Ce n’est pas vraiment ma cuisine gastronomique que vous pourrez y goûter mais je vais passer quelques mois à relancer la carte de l’une des plus anciennes brasseries de Bruxelles, « La Terrasse ». Cette adresse notoire à Etterbeek est voisine de la rue des Tongres et du Cinquantenaire. C’est une brasserie qui s’est un peu égarée avec des préparations venant d’un peu partout et qui a perdu son identité de vraie brasserie bruxelloise. A la demande de son propriétaire, durant six mois, je vais la remettre sur son axe de très bonne cuisine belgo-bruxelloise dans un cadre typique inchangé mais rafraîchi. C’est un nouveau challenge avec une nouvelle équipe et cela me plaît de redorer le blason d’une enseigne bruxelloise en place depuis 1900 !

Pour en revenir à l’Association des Maîtres Cuisiniers, comment l’avez-vous rejointe et qu’en pensez-vous ?
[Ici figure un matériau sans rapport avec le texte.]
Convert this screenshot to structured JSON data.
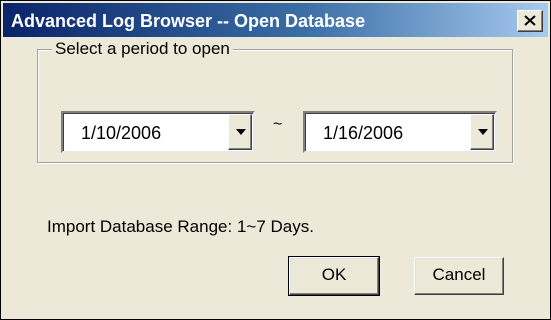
{
  "window": {
    "title": "Advanced Log Browser -- Open Database"
  },
  "period_group": {
    "legend": "Select a period to open",
    "start_date": "1/10/2006",
    "separator": "~",
    "end_date": "1/16/2006"
  },
  "range_note": "Import Database Range: 1~7 Days.",
  "buttons": {
    "ok_label": "OK",
    "cancel_label": "Cancel"
  },
  "icons": {
    "close": "close-icon",
    "dropdown": "chevron-down-icon"
  },
  "colors": {
    "titlebar_start": "#0a246a",
    "titlebar_end": "#a6caf0",
    "dialog_background": "#ece9d8"
  }
}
Jean-Pierre Fleuvy m’en parlait depuis des années et trouvait que j’y ai, moi aussi, ma place. Il m’a donc appuyé, avec Alain Troubat pour que j’y rentre et ce sont donc eux deux qui sont mes parrains. J’estime personnellement que devenir membre d’une telle association est comme décrocher un César d’honneur ; les Maîtres Cuisiniers sont à la gastronomie belge ce qu’est un César au cinéma français ! C’est aussi, à mon sens, l’aboutissement d’une belle carrière et un fameux « plus » sur sa carte de visite. Surtout à l’étranger en général et aux Etats-Unis en particulier. Peut-être même davantage qu’en Belgique ! Aux Etats-Unis les gens attachent plus d’importance à la plaque de membre d’association, aux références et reconnaissances que l’on place sur sa façade.

Que pensez-vous pouvoir apporter à l’Association ?
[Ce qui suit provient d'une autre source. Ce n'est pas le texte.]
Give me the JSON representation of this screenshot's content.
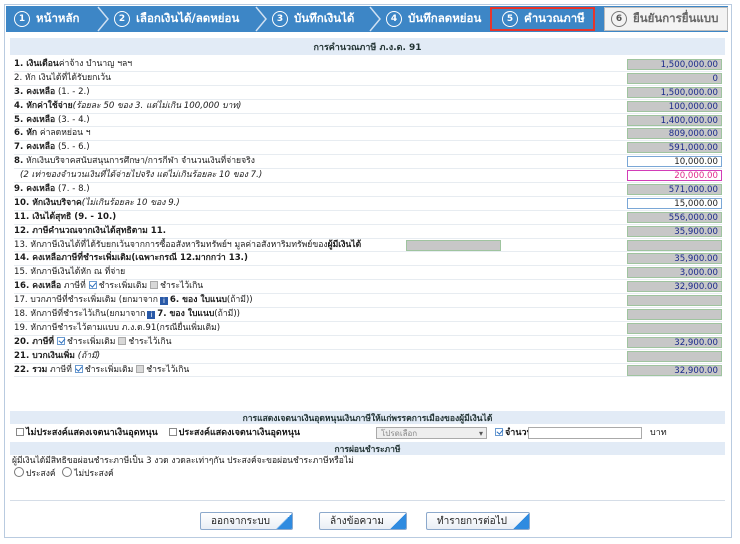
{
  "steps": [
    {
      "num": "1",
      "label": "หน้าหลัก"
    },
    {
      "num": "2",
      "label": "เลือกเงินได้/ลดหย่อน"
    },
    {
      "num": "3",
      "label": "บันทึกเงินได้"
    },
    {
      "num": "4",
      "label": "บันทึกลดหย่อน"
    },
    {
      "num": "5",
      "label": "คำนวณภาษี"
    },
    {
      "num": "6",
      "label": "ยืนยันการยื่นแบบ"
    }
  ],
  "panel_title": "การคำนวณภาษี ภ.ง.ด. 91",
  "rows": [
    {
      "bold": "1. เงินเดือน",
      "text": "ค่าจ้าง บำนาญ ฯลฯ",
      "value": "1,500,000.00"
    },
    {
      "bold": "",
      "text": "2. หัก เงินได้ที่ได้รับยกเว้น",
      "value": "0"
    },
    {
      "bold": "3. คงเหลือ",
      "text": " (1. - 2.)",
      "value": "1,500,000.00"
    },
    {
      "bold": "4. หักค่าใช้จ่าย",
      "italic": "(ร้อยละ 50 ของ 3. แต่ไม่เกิน 100,000 บาท)",
      "text": "",
      "value": "100,000.00"
    },
    {
      "bold": "5. คงเหลือ",
      "text": " (3. - 4.)",
      "value": "1,400,000.00"
    },
    {
      "bold": "6. หัก",
      "text": " ค่าลดหย่อน ฯ",
      "value": "809,000.00"
    },
    {
      "bold": "7. คงเหลือ",
      "text": " (5. - 6.)",
      "value": "591,000.00"
    },
    {
      "bold": "8.",
      "text": " หักเงินบริจาคสนับสนุนการศึกษา/การกีฬา จำนวนเงินที่จ่ายจริง",
      "value": "10,000.00"
    },
    {
      "bold": "",
      "italic": "(2 เท่าของจำนวนเงินที่ได้จ่ายไปจริง แต่ไม่เกินร้อยละ 10 ของ 7.)",
      "text": "",
      "value": "20,000.00"
    },
    {
      "bold": "9. คงเหลือ",
      "text": " (7. - 8.)",
      "value": "571,000.00"
    },
    {
      "bold": "10. หักเงินบริจาค",
      "italic": "(ไม่เกินร้อยละ 10 ของ 9.)",
      "text": "",
      "value": "15,000.00"
    },
    {
      "bold": "11. เงินได้สุทธิ (9. - 10.)",
      "text": "",
      "value": "556,000.00"
    },
    {
      "bold": "12. ภาษีคำนวณจากเงินได้สุทธิตาม 11.",
      "text": "",
      "value": "35,900.00"
    },
    {
      "bold": "",
      "text": "13. หักภาษีเงินได้ที่ได้รับยกเว้นจากการซื้ออสังหาริมทรัพย์ฯ มูลค่าอสังหาริมทรัพย์ของ",
      "bold2": "ผู้มีเงินได้",
      "value": ""
    },
    {
      "bold": "14. คงเหลือภาษีที่ชำระเพิ่มเติม(เฉพาะกรณี 12.มากกว่า 13.)",
      "text": "",
      "value": "35,900.00"
    },
    {
      "bold": "",
      "text": "15. หักภาษีเงินได้หัก ณ ที่จ่าย",
      "value": "3,000.00"
    },
    {
      "bold": "16. คงเหลือ",
      "text": " ภาษีที่",
      "check1": "ชำระเพิ่มเติม",
      "check2": "ชำระไว้เกิน",
      "value": "32,900.00"
    },
    {
      "bold": "",
      "text": "17. บวกภาษีที่ชำระเพิ่มเติม (ยกมาจาก",
      "flag": "6. ของ ใบแนบ",
      "tail": "(ถ้ามี))",
      "value": ""
    },
    {
      "bold": "",
      "text": "18. หักภาษีที่ชำระไว้เกิน(ยกมาจาก",
      "flag": "7. ของ ใบแนบ",
      "tail": "(ถ้ามี))",
      "value": ""
    },
    {
      "bold": "",
      "text": "19. หักภาษีชำระไว้ตามแบบ ภ.ง.ด.91(กรณียื่นเพิ่มเติม)",
      "value": ""
    },
    {
      "bold": "20. ภาษีที่",
      "text": "",
      "check1": "ชำระเพิ่มเติม",
      "check2": "ชำระไว้เกิน",
      "value": "32,900.00"
    },
    {
      "bold": "21. บวกเงินเพิ่ม",
      "italic": " (ถ้ามี)",
      "text": "",
      "value": ""
    },
    {
      "bold": "22. รวม",
      "text": " ภาษีที่",
      "check1": "ชำระเพิ่มเติม",
      "check2": "ชำระไว้เกิน",
      "value": "32,900.00"
    }
  ],
  "donation_section": {
    "title": "การแสดงเจตนาเงินอุดหนุนเงินภาษีให้แก่พรรคการเมืองของผู้มีเงินได้",
    "opt_no": "ไม่ประสงค์แสดงเจตนาเงินอุดหนุน",
    "opt_yes": "ประสงค์แสดงเจตนาเงินอุดหนุน",
    "select_placeholder": "โปรดเลือก",
    "amount_label": "จำนวน",
    "unit": "บาท"
  },
  "installment_section": {
    "title": "การผ่อนชำระภาษี",
    "desc": "ผู้มีเงินได้มีสิทธิขอผ่อนชำระภาษีเป็น 3 งวด งวดละเท่าๆกัน ประสงค์จะขอผ่อนชำระภาษีหรือไม่",
    "opt_yes": "ประสงค์",
    "opt_no": "ไม่ประสงค์"
  },
  "buttons": {
    "exit": "ออกจากระบบ",
    "clear": "ล้างข้อความ",
    "next": "ทำรายการต่อไป"
  }
}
Je pense d’abord partager les mêmes valeurs, le même souci de qualité tant du produit que du savoir-faire. Puis, une fois réinstallé à Washington, je commencerai par aider à la faire connaître aux américains. Il y a déjà notre collègue, Maître Cuisinier, Bart Vandaele à Washington mais aussi d’autres membres-ambassadeurs à New-York (Alain De Coster), au Texas (Christian Echterbille) ou dans le Colorado (Daniel Joly). J’aimerais un jour pouvoir y organiser un voyage pour l’Association. Comme je connais bien Washington, j’aimerais y mettre sur pied une réception à l’Ambassade de Belgique, un dîner de gala composé par des Maîtres Cuisiniers, un tour des membres présents là-bas, des visites et rencontres, … il y a vraiment de quoi faire et je pense que ce serait vraiment sympathique.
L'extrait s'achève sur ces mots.